5. Shared Parenting Time
In cases of “shared parenting time” (meaning when the child(ren) spend at least 40% of time with one of the two parents), child support is “set off”. The higher income earner of the two parents will still owe child support, but the amount owing will take into account what the other parent makes. Here’s how to make that calculation:
1) Calculate support owing for either parent by following #3 above “Determining the Base Amount”;
2) Minus the smaller amount owing, from the larger amount owing. The amount remaining is what the higher income earner must pay each month to the lower income earner;
3) Example: Riley and Dayna have shared parenting of their one child, Steven. Riley’s gross income is $70,000. Dayna’s gross income is $40,000.

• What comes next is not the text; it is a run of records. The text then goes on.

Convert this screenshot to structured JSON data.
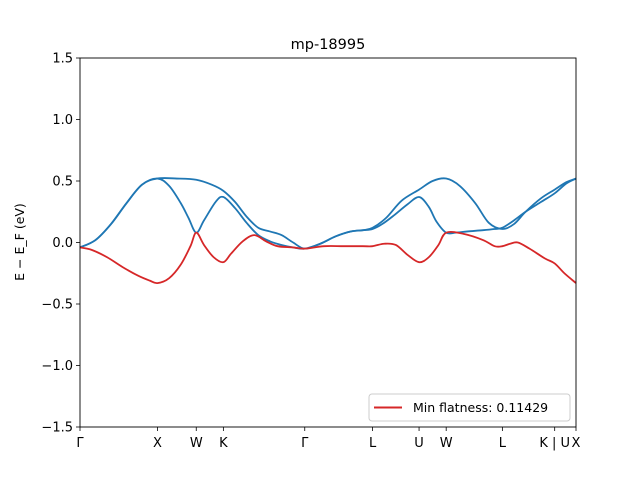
{
  "chart_data": {
    "type": "line",
    "title": "mp-18995",
    "xlabel": "",
    "ylabel": "E − E_F (eV)",
    "ylim": [
      -1.5,
      1.5
    ],
    "yticks": [
      1.5,
      1.0,
      0.5,
      0.0,
      -0.5,
      -1.0,
      -1.5
    ],
    "ytick_labels": [
      "1.5",
      "1.0",
      "0.5",
      "0.0",
      "−0.5",
      "−1.0",
      "−1.5"
    ],
    "xlim": [
      0,
      12.8
    ],
    "xticks": [
      {
        "label": "Γ",
        "x": 0
      },
      {
        "label": "X",
        "x": 2.0
      },
      {
        "label": "W",
        "x": 3.0
      },
      {
        "label": "K",
        "x": 3.7
      },
      {
        "label": "Γ",
        "x": 5.8
      },
      {
        "label": "L",
        "x": 7.55
      },
      {
        "label": "U",
        "x": 8.75
      },
      {
        "label": "W",
        "x": 9.45
      },
      {
        "label": "L",
        "x": 10.9
      },
      {
        "label": "K | U",
        "x": 12.25
      },
      {
        "label": "X",
        "x": 12.8
      }
    ],
    "grid": false,
    "legend": {
      "position": "lower-right",
      "entries": [
        {
          "label": "Min flatness: 0.11429",
          "color": "#d62728"
        }
      ]
    },
    "series": [
      {
        "color": "#1f77b4",
        "points": [
          [
            0,
            -0.04
          ],
          [
            0.4,
            0.02
          ],
          [
            0.8,
            0.15
          ],
          [
            1.2,
            0.32
          ],
          [
            1.6,
            0.47
          ],
          [
            2.0,
            0.52
          ],
          [
            2.3,
            0.46
          ],
          [
            2.6,
            0.32
          ],
          [
            2.8,
            0.2
          ],
          [
            3.0,
            0.08
          ],
          [
            3.2,
            0.18
          ],
          [
            3.5,
            0.33
          ],
          [
            3.7,
            0.37
          ],
          [
            4.0,
            0.28
          ],
          [
            4.3,
            0.16
          ],
          [
            4.6,
            0.06
          ],
          [
            4.9,
            0.01
          ],
          [
            5.2,
            -0.02
          ],
          [
            5.5,
            -0.04
          ],
          [
            5.8,
            -0.05
          ],
          [
            6.2,
            -0.01
          ],
          [
            6.6,
            0.05
          ],
          [
            7.0,
            0.09
          ],
          [
            7.3,
            0.1
          ],
          [
            7.55,
            0.11
          ],
          [
            7.8,
            0.15
          ],
          [
            8.1,
            0.22
          ],
          [
            8.45,
            0.31
          ],
          [
            8.75,
            0.37
          ],
          [
            9.0,
            0.29
          ],
          [
            9.2,
            0.17
          ],
          [
            9.45,
            0.08
          ],
          [
            9.7,
            0.08
          ],
          [
            10.0,
            0.09
          ],
          [
            10.4,
            0.1
          ],
          [
            10.7,
            0.11
          ],
          [
            10.9,
            0.12
          ],
          [
            11.2,
            0.18
          ],
          [
            11.5,
            0.25
          ],
          [
            11.9,
            0.33
          ],
          [
            12.25,
            0.4
          ],
          [
            12.55,
            0.48
          ],
          [
            12.8,
            0.52
          ]
        ]
      },
      {
        "color": "#1f77b4",
        "points": [
          [
            0,
            -0.04
          ],
          [
            0.4,
            0.02
          ],
          [
            0.8,
            0.15
          ],
          [
            1.2,
            0.32
          ],
          [
            1.6,
            0.47
          ],
          [
            2.0,
            0.52
          ],
          [
            2.5,
            0.52
          ],
          [
            3.0,
            0.51
          ],
          [
            3.4,
            0.47
          ],
          [
            3.7,
            0.42
          ],
          [
            4.0,
            0.33
          ],
          [
            4.3,
            0.21
          ],
          [
            4.6,
            0.12
          ],
          [
            4.9,
            0.09
          ],
          [
            5.2,
            0.06
          ],
          [
            5.5,
            0.0
          ],
          [
            5.8,
            -0.05
          ],
          [
            6.2,
            -0.01
          ],
          [
            6.6,
            0.05
          ],
          [
            7.0,
            0.09
          ],
          [
            7.3,
            0.1
          ],
          [
            7.55,
            0.12
          ],
          [
            7.9,
            0.2
          ],
          [
            8.3,
            0.34
          ],
          [
            8.75,
            0.43
          ],
          [
            9.1,
            0.5
          ],
          [
            9.45,
            0.52
          ],
          [
            9.8,
            0.46
          ],
          [
            10.2,
            0.32
          ],
          [
            10.55,
            0.16
          ],
          [
            10.9,
            0.11
          ],
          [
            11.2,
            0.15
          ],
          [
            11.5,
            0.25
          ],
          [
            11.9,
            0.36
          ],
          [
            12.25,
            0.43
          ],
          [
            12.55,
            0.49
          ],
          [
            12.8,
            0.52
          ]
        ]
      },
      {
        "color": "#d62728",
        "points": [
          [
            0,
            -0.04
          ],
          [
            0.3,
            -0.06
          ],
          [
            0.7,
            -0.12
          ],
          [
            1.1,
            -0.2
          ],
          [
            1.5,
            -0.27
          ],
          [
            1.8,
            -0.31
          ],
          [
            2.0,
            -0.33
          ],
          [
            2.3,
            -0.29
          ],
          [
            2.6,
            -0.18
          ],
          [
            2.85,
            -0.03
          ],
          [
            3.0,
            0.08
          ],
          [
            3.2,
            -0.02
          ],
          [
            3.45,
            -0.12
          ],
          [
            3.7,
            -0.16
          ],
          [
            3.9,
            -0.09
          ],
          [
            4.2,
            0.01
          ],
          [
            4.5,
            0.06
          ],
          [
            4.8,
            0.01
          ],
          [
            5.1,
            -0.03
          ],
          [
            5.5,
            -0.04
          ],
          [
            5.8,
            -0.05
          ],
          [
            6.3,
            -0.03
          ],
          [
            6.8,
            -0.03
          ],
          [
            7.3,
            -0.03
          ],
          [
            7.55,
            -0.03
          ],
          [
            7.85,
            -0.01
          ],
          [
            8.15,
            -0.02
          ],
          [
            8.45,
            -0.1
          ],
          [
            8.75,
            -0.16
          ],
          [
            9.0,
            -0.12
          ],
          [
            9.25,
            -0.02
          ],
          [
            9.45,
            0.08
          ],
          [
            9.9,
            0.07
          ],
          [
            10.4,
            0.02
          ],
          [
            10.7,
            -0.03
          ],
          [
            10.9,
            -0.03
          ],
          [
            11.1,
            -0.01
          ],
          [
            11.3,
            0.0
          ],
          [
            11.6,
            -0.05
          ],
          [
            12.0,
            -0.13
          ],
          [
            12.25,
            -0.17
          ],
          [
            12.5,
            -0.25
          ],
          [
            12.8,
            -0.33
          ]
        ]
      }
    ]
  }
}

Using the Federal Child Support Tables, Riley would have to pay monthly child support of $654 based on their gross income of $70,000 for one child. Dayna would have to pay monthly child support of $359 based on their gross income of $40,000 for one child.
The difference between $654 and $359 is $295. Riley pays Dayna $295 in monthly child support for Steven.
6. Imputed Income
In some cases, the court may impute income to a parent if it's believed that they are intentionally underemployed or not earning their full potential. This is done to ensure that child support is fair and equitable. Don’t quit your job or take a lesser paying job to lower your support. This will only have negative consequences for your and your family.
If you and your spouse have a complicated parenting schedule, or complicated income structures, you may be left with many questions regarding child support. In these situations, its best to reach out to a lawyer so they can address your specific situation.